In order to understand it, you first need a quick primer of your sleep cycles: The human brain cycles through five phases of sleep when your head hits the pillow, the fifth of which is called rapid eye movement (REM) sleep. REM only makes up about 25 percent of your sleep cycle, and occurs approximately 70 to 90 minutes after you fall asleep, but you enter REM sleep several times during the night. During REM, the brain sends signals to the spinal cord to create a temporary paralysis of your muscles, which causes you to lose muscle tone.

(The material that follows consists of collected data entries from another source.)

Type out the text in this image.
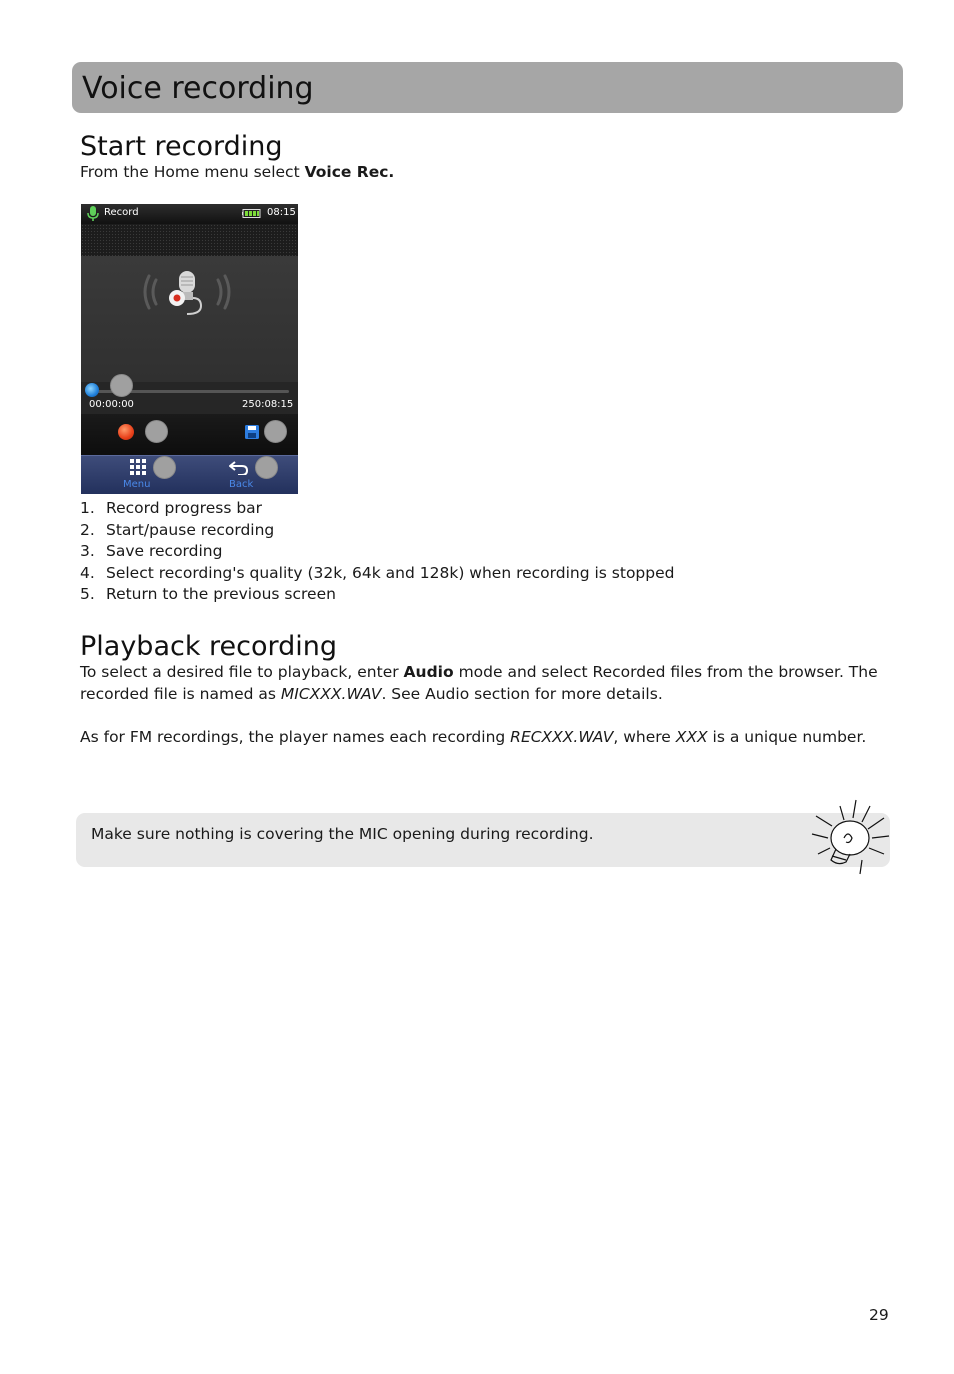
Voice recording
Start recording

From the Home menu select Voice Rec.

Record	08:15
00:00:00	250:08:15
Menu	Back
1. Record progress bar
2. Start/pause recording
3. Save recording
4. Select recording's quality (32k, 64k and 128k) when recording is stopped
5. Return to the previous screen
Playback recording

To select a desired file to playback, enter Audio mode and select Recorded files from the browser. The
recorded file is named as MICXXX.WAV. See Audio section for more details.

As for FM recordings, the player names each recording RECXXX.WAV, where XXX is a unique number.

Make sure nothing is covering the MIC opening during recording.

29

"Usually during REM sleep, other than eye movements, our voluntary muscles are paralyzed," Dr. Neil Kline, an internist and sleep disorder physician and CEO of the American Sleep Association, tells Mental Floss. "We likely evolved this disconnect during REM sleep in order to prevent injury to ourselves." For individuals who suffer from REM sleep behavior disorder (RBD), “this disconnect is faulty," Kline says. "People with RBD act out their dreams, and often injure themselves and others."
The partial paralysis and loss of muscle tone make holding the upright posture of a straight back and neck difficult. It may be why your seatmate tilts sleepily into your personal space, snoring on your shoulder, and why sleeping on a plane is just hard to do comfortably.
Despite this difficulty, some Buddhist monks purposely sleep sitting up as part of their meditation practice for up to five hours per night. They sit in specially designed chairs with hard, firm backs and proper cushioning, and do this as part of a goal to be in meditation as many hours of the day as possible. Your goal may be just an hour of snoozing between takeoff and landing.